Olivier Père

La Jeune Fille sans mains de Sébastien Laudenbach

La Jeune Fille sans mains est le premier long métrage d’animation de Sébastien Laudenbach, réalisateur français remarqué pour ses nombreux courts. Adapté du conte des frères Grimm, ce film propose une expérience hors du commun, et particulièrement enchanteresse, qui en fait une des plus belles découvertes de l’année, tous territoires cinématographiques confondus. Laudenbach opte pour une esthétique inhabituelle, qui s’articule autour des motifs visuels de l’inachèvement et de la séparation. Il procède par litote en ne dessinant qu’une partie des personnages ou des décors, amplifiant des détails au détriment d’autres dans un souci dramatique. Il sépare la couleur de la ligne, non seulement pour les paysages mais aussi pour les silhouettes humaines.

Cette émancipation concerne également l’écriture puisque Laudenbach définit La Jeune Fille sans mains comme un film improvisé, cas sans doute unique dans l’histoire de l’animation. La grande liberté d’exécution du cinéaste rapproche sans doute La Jeune Fille sans mains de la peinture et de la poésie. On pense à Matisse ou Dufy dans l’utilisation fauviste de la couleur, par taches mouvantes et délicates, ou a la calligraphie japonaise dans la finesse et l’expressivité du trait.

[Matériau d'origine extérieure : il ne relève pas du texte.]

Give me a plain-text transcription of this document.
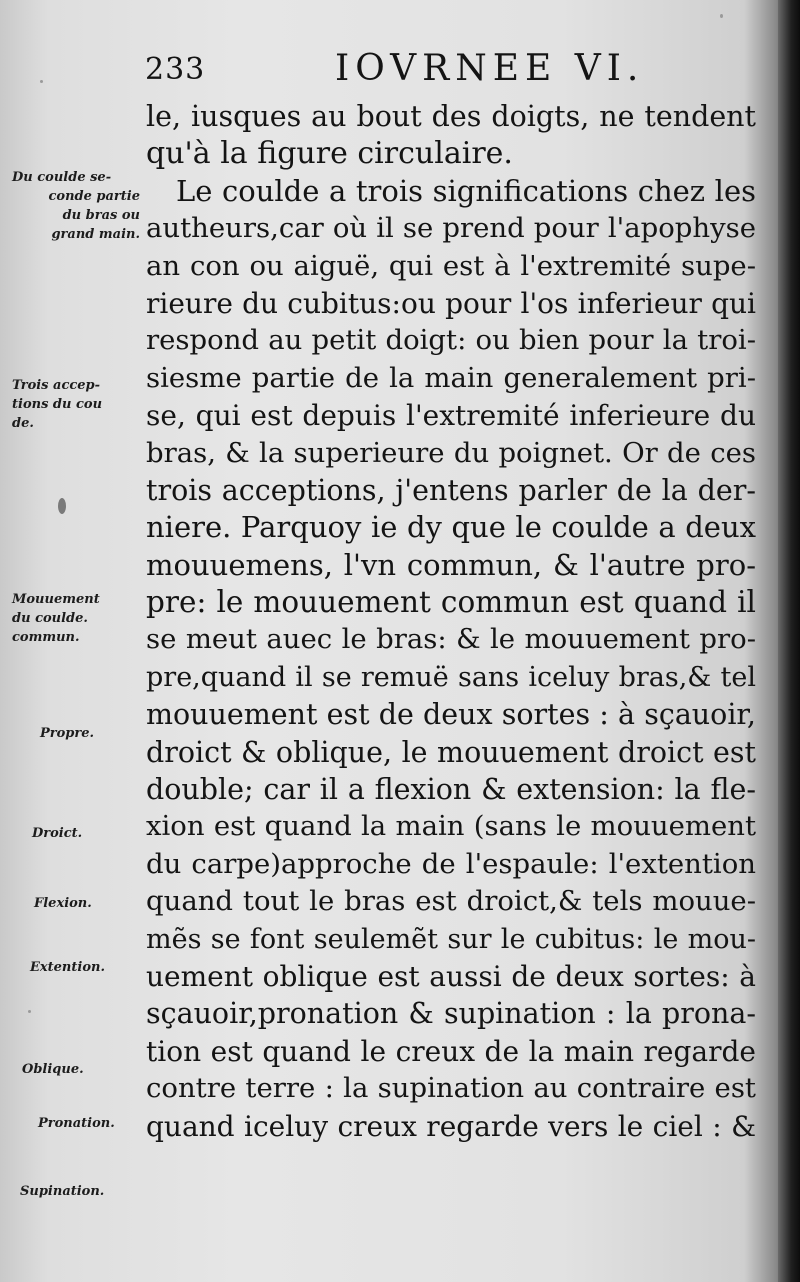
233	IOVRNEE VI.
le, iusques au bout des doigts, ne tendent
qu'à la figure circulaire.
Le coulde a trois significations chez les
autheurs,car où il se prend pour l'apophyse
an con ou aiguë, qui est à l'extremité supe-
rieure du cubitus:ou pour l'os inferieur qui
respond au petit doigt: ou bien pour la troi-
siesme partie de la main generalement pri-
se, qui est depuis l'extremité inferieure du
bras, & la superieure du poignet. Or de ces
trois acceptions, j'entens parler de la der-
niere. Parquoy ie dy que le coulde a deux
mouuemens, l'vn commun, & l'autre pro-
pre: le mouuement commun est quand il
se meut auec le bras: & le mouuement pro-
pre,quand il se remuë sans iceluy bras,& tel
mouuement est de deux sortes : à sçauoir,
droict & oblique, le mouuement droict est
double; car il a flexion & extension: la fle-
xion est quand la main (sans le mouuement
du carpe)approche de l'espaule: l'extention
quand tout le bras est droict,& tels mouue-
mẽs se font seulemẽt sur le cubitus: le mou-
uement oblique est aussi de deux sortes: à
sçauoir,pronation & supination : la prona-
tion est quand le creux de la main regarde
contre terre : la supination au contraire est
quand iceluy creux regarde vers le ciel : &
Du coulde se-
conde partie
du bras ou
grand main.
Trois accep-
tions du cou
de.
Mouuement
du coulde.
commun.
Propre.
Droict.
Flexion.
Extention.
Oblique.
Pronation.
Supination.
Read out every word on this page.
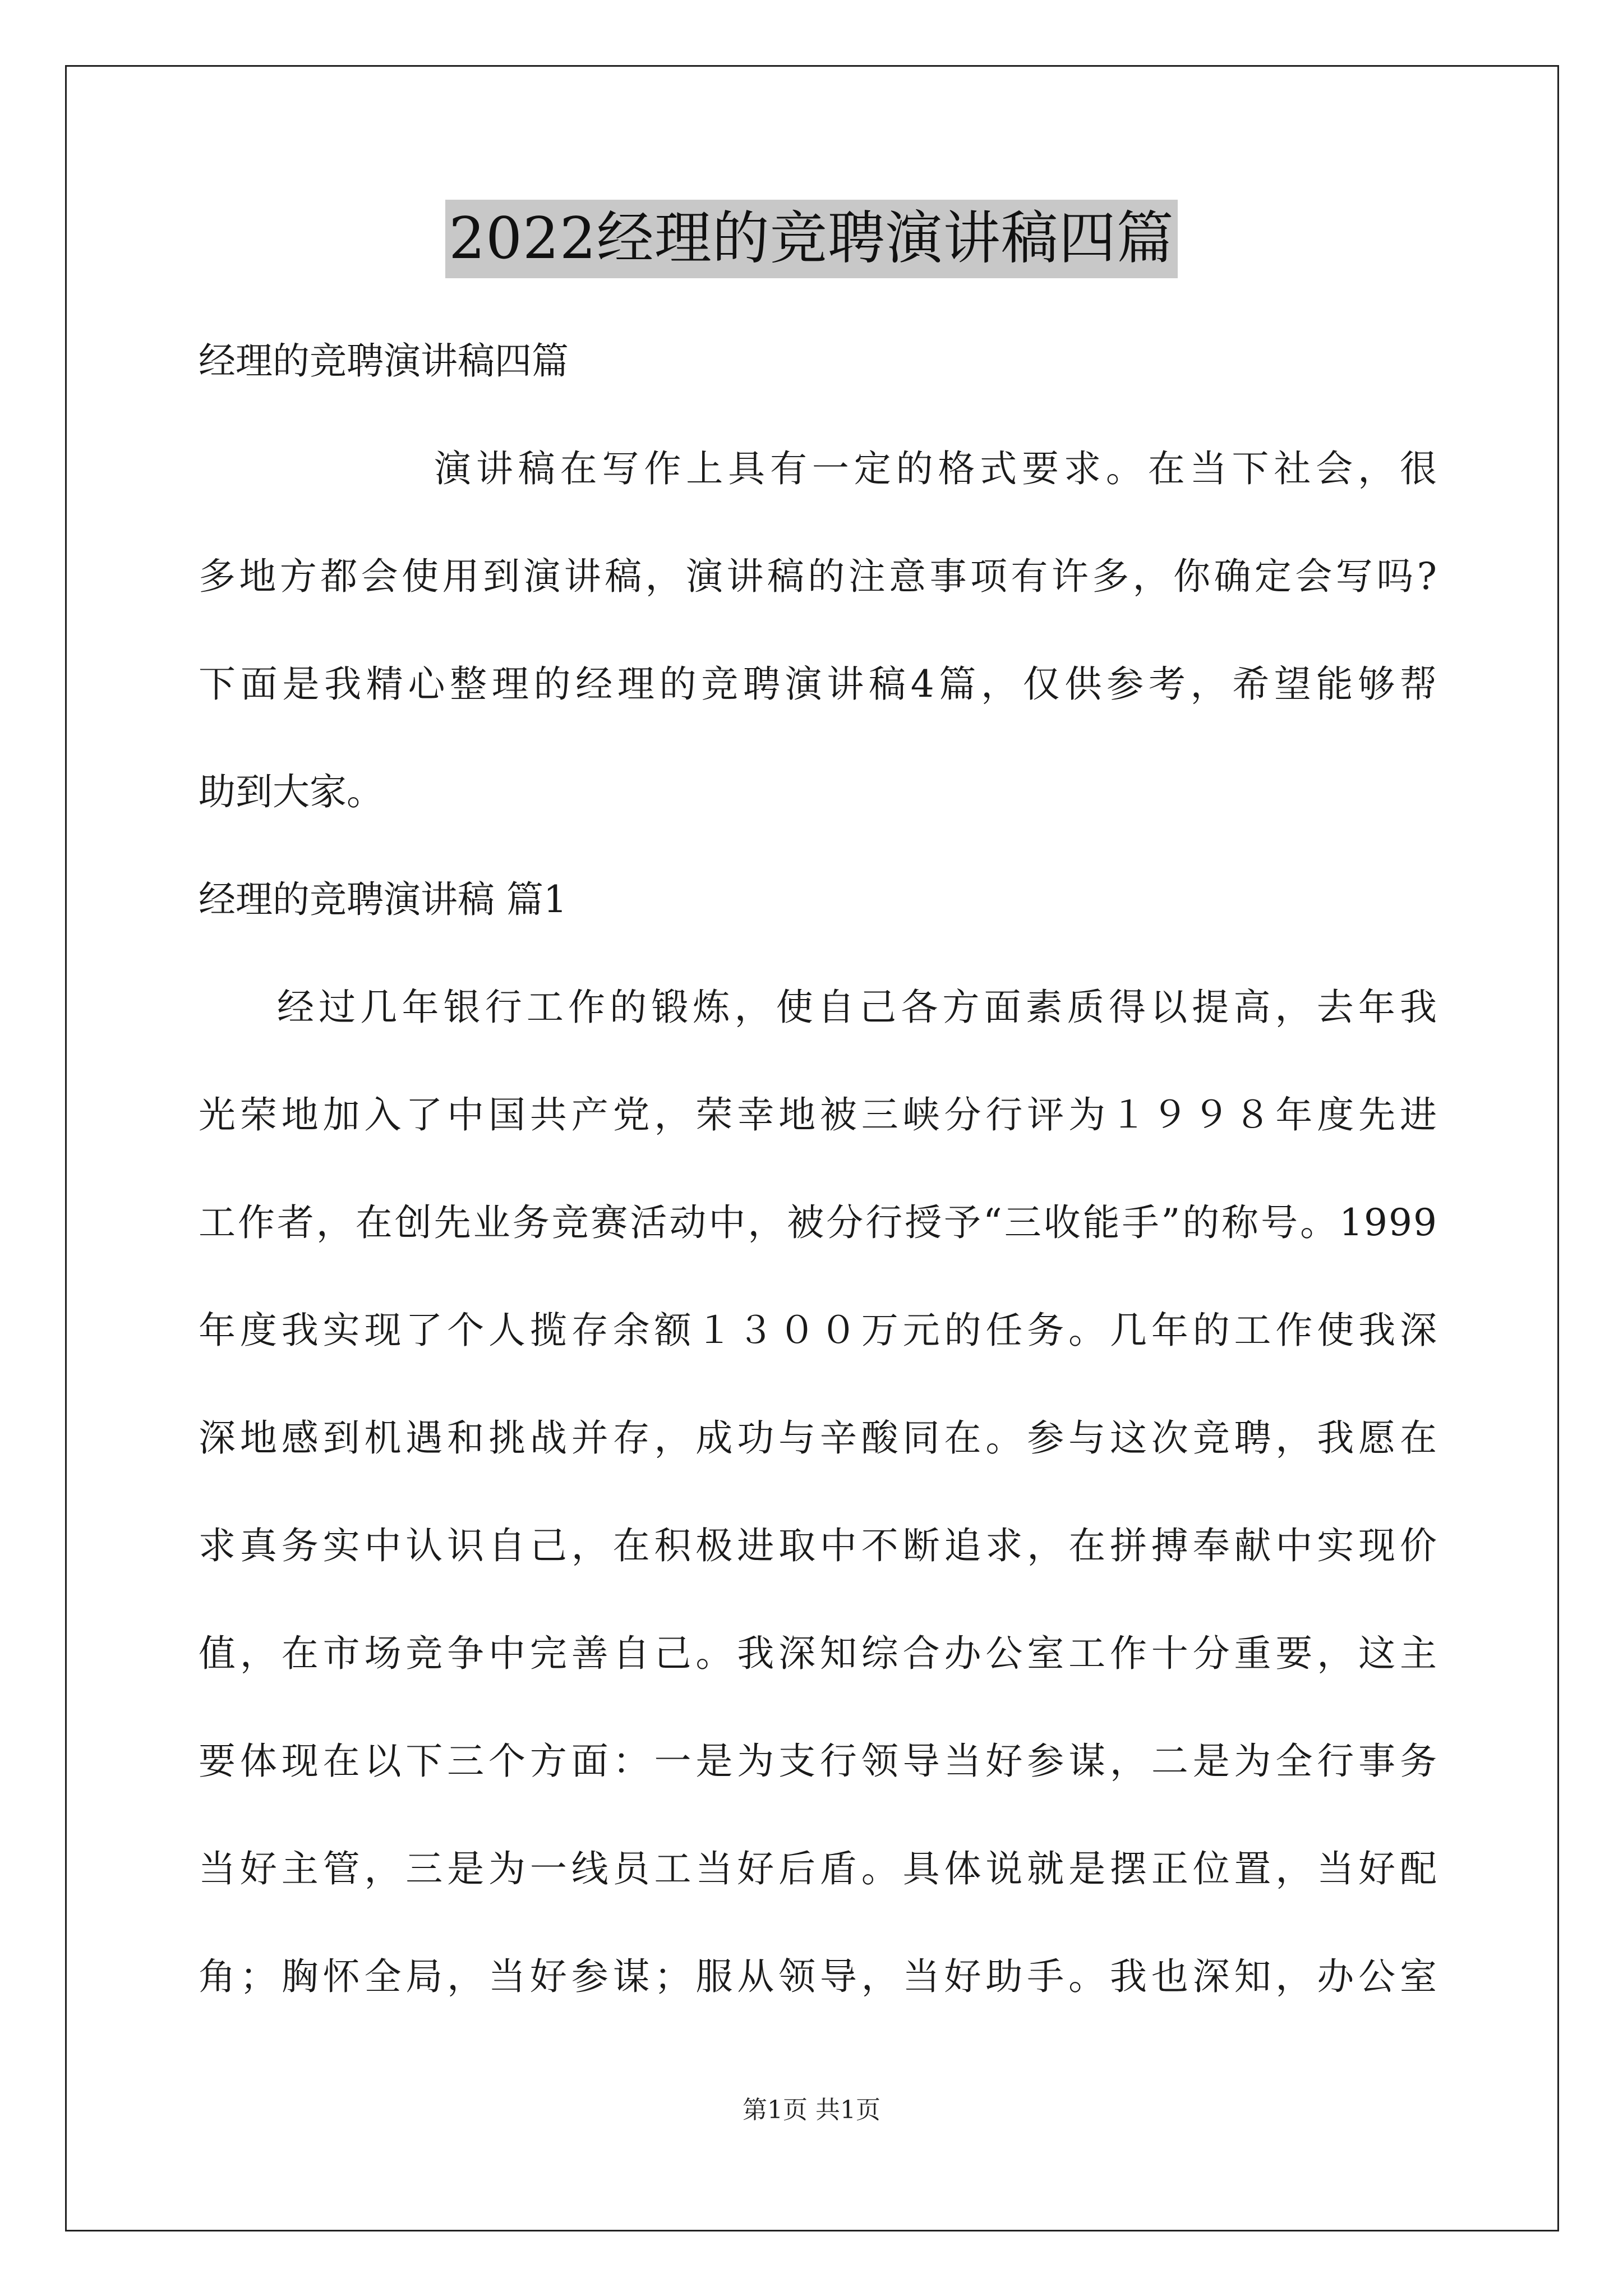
2022经理的竞聘演讲稿四篇
经理的竞聘演讲稿四篇
演讲稿在写作上具有一定的格式要求。在当下社会，很
多地方都会使用到演讲稿，演讲稿的注意事项有许多，你确定会写吗?
下面是我精心整理的经理的竞聘演讲稿4篇，仅供参考，希望能够帮
助到大家。
经理的竞聘演讲稿 篇1
经过几年银行工作的锻炼，使自己各方面素质得以提高，去年我
光荣地加入了中国共产党，荣幸地被三峡分行评为１９９８年度先进
工作者，在创先业务竞赛活动中，被分行授予“三收能手”的称号。1999
年度我实现了个人揽存余额１３００万元的任务。几年的工作使我深
深地感到机遇和挑战并存，成功与辛酸同在。参与这次竞聘，我愿在
求真务实中认识自己，在积极进取中不断追求，在拼搏奉献中实现价
值，在市场竞争中完善自己。我深知综合办公室工作十分重要，这主
要体现在以下三个方面：一是为支行领导当好参谋，二是为全行事务
当好主管，三是为一线员工当好后盾。具体说就是摆正位置，当好配
角；胸怀全局，当好参谋；服从领导，当好助手。我也深知，办公室
第1页 共1页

Pourtant La Jeune Fille sans mains n’est pas un film abstrait ou expérimental. Il illustre un conte méconnu des frères Grimm avec une sensibilité et une intelligence extraordinaires. L’histoire se déroule au Moyen-Age. Un meunier acculé par la faillite vend sa fille au Diable, en échange de la richesse. Le Diable transforme l’eau de la rivière en or liquide sous les ailes du moulin. Mais le Diable n’accepte que la souillure. Protégée par sa pureté, la jeune fille lui échappe. Ses larmes nettoient ses mains mais son père obéira au Diable et tranchera les mains de sa fille à la hache… Cheminant loin de sa famille, elle rencontre la déesse de l’eau, un doux jardinier et le prince en son château. Commence un long périple vers la lumière, semé de multiples embûches et de cruelles méprises…

L’émancipation du cinéaste vis-à-vis des contraintes de l’animation correspond à celle de son héroïne, femme libre qui va lutter seule contre les ruses du Diable, et trouver refuge dans la forêt où elle élèvera en toute indépendance son fils et répondra à leurs besoins, malgré son handicap. Hymne au courage et à la féminité, dans un monde en proie à la violence et la corruption, La Jeune Fille sans mains bénéficie de la très belle musique de Olivier Mellano et des performances vocales de Anaïs Demoustier, Jérémie Elkaïm et Philippe Laudenbach, qui prête sa voix au Diable et à ses multiples apparitions sous des formes diverses. L’imaginaire médiéval, l’omniprésence de la métamorphose, les références picturales modernes, un univers sombre sous l’emprise de forces maléfiques permettent le rapprochement entre La Jeune Fille sans mains et Belladonna de Eiichi Yamamoto, génial film d’animation japonais de 1973, librement inspiré de La Sorcière de Michelet et récemment exhumé des limbes de l’oubli. Les deux films peuvent prétendre au statut de poème féministe. Au psychédélisme sauvage et convulsif de Belladonna succèdent la douceur et l’harmonie de La Jeune Fille sans mains, beaucoup plus limpide sur le plan stylistique. Laudenbach n’élude pas un certain érotisme ni une crudité corporelle dans la description amoureuse de son héroïne, combattante, sensuelle et fière. Il n’édulcore pas non plus la violence des frères Grimm, et signe un classique instantané de l’animation.

La Jeune Fille sans mains de Sébastien Laudenbach

La Jeune Fille sans mains de Sébastien Laudenbach

La Jeune Fille sans mains de Sébastien Laudenbach, découvert à l’ACID lors du dernier Festival de Cannes, sort le 14 décembre dans les salles françaises, distribué par Shellac.